The Company’s Board of Directors operates in accordance with the applicable laws and its Articles of Association. The operations of the Board of Directors are governed especially by the Finnish Limited Liability Companies Act and the Finnish Securities Markets Act as well as by orders, guidelines and recommendations issued by public authorities and Nasdaq Helsinki Ltd (the “Helsinki Stock Exchange”). The Board of Directors also abides by the Corporate Governance Code issued by the Finnish Securities Market Association.
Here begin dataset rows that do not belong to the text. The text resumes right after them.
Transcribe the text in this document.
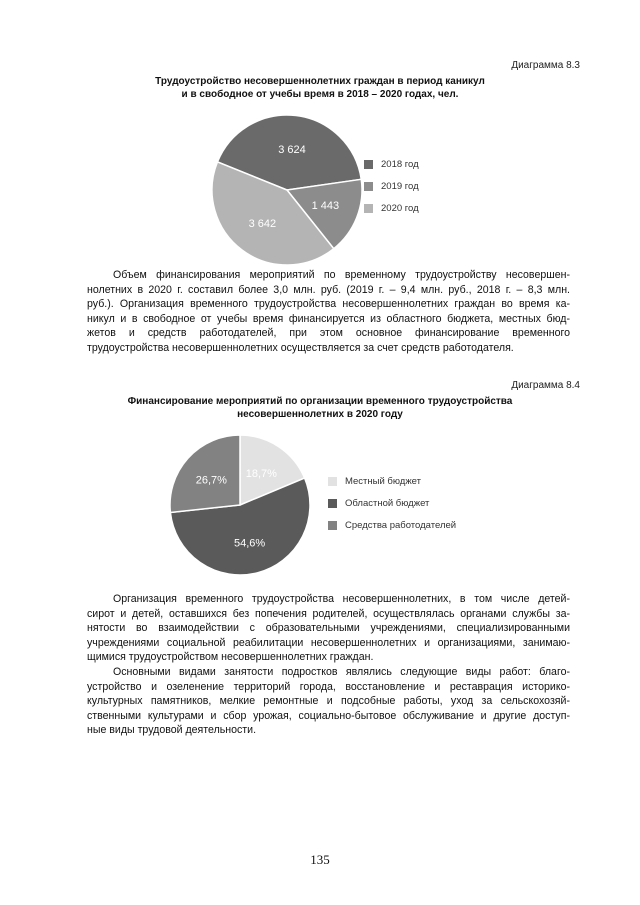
Диаграмма 8.3
Трудоустройство несовершеннолетних граждан в период каникул
и в свободное от учебы время в 2018 – 2020 годах, чел.
3 624
1 443
3 642
2018 год
2019 год
2020 год

Объем финансирования мероприятий по временному трудоустройству несовершен-
нолетних в 2020 г. составил более 3,0 млн. руб. (2019 г. – 9,4 млн. руб., 2018 г. – 8,3 млн.
руб.). Организация временного трудоустройства несовершеннолетних граждан во время ка-
никул и в свободное от учебы время финансируется из областного бюджета, местных бюд-
жетов и средств работодателей, при этом основное финансирование временного
трудоустройства несовершеннолетних осуществляется за счет средств работодателя.

Диаграмма 8.4
Финансирование мероприятий по организации временного трудоустройства
несовершеннолетних в 2020 году
18,7%
54,6%
26,7%	Местный бюджет
Областной бюджет
Средства работодателей

Организация временного трудоустройства несовершеннолетних, в том числе детей-
сирот и детей, оставшихся без попечения родителей, осуществлялась органами службы за-
нятости во взаимодействии с образовательными учреждениями, специализированными
учреждениями социальной реабилитации несовершеннолетних и организациями, занимаю-
щимися трудоустройством несовершеннолетних граждан.

Основными видами занятости подростков являлись следующие виды работ: благо-
устройство и озеленение территорий города, восстановление и реставрация историко-
культурных памятников, мелкие ремонтные и подсобные работы, уход за сельскохозяй-
ственными культурами и сбор урожая, социально-бытовое обслуживание и другие доступ-
ные виды трудовой деятельности.

135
Charter of the Board of Directors

Audit Committee

The role of the Audit Committee is, among other things, to monitor the company's financial reporting process and the effectiveness of internal control, internal audit and risk management systems. On March 30, 2021, Nixu Corporation's Board of Directors elected from among its members Jari Niska as Chair and Marko Kauppi ja Anders Silwer as members of the Audit Committee.

Personnel and Remuneration Committee

Nixu Corporation’s Personnel and Remuneration Committee assists the Board of Directors in particular handling and preparing personnel and remuneration matters. On March 30, 2021, The Board of Directors elected Kati Hagros as Chair and Jaya Baloo and Kimmo Rasila as members of the Personnel and Remuneration Committee.

Independence

The  members  of  the  Board  of  Directors:  Marko  Kauppi, Jaya Baloo, Kati Hagros, Jari Niska, and Anders Silwer are considered independent of the Company and its major shareholders. Kimmo Rasila is considered independent of the Company's major shareholders but not independent of the Company.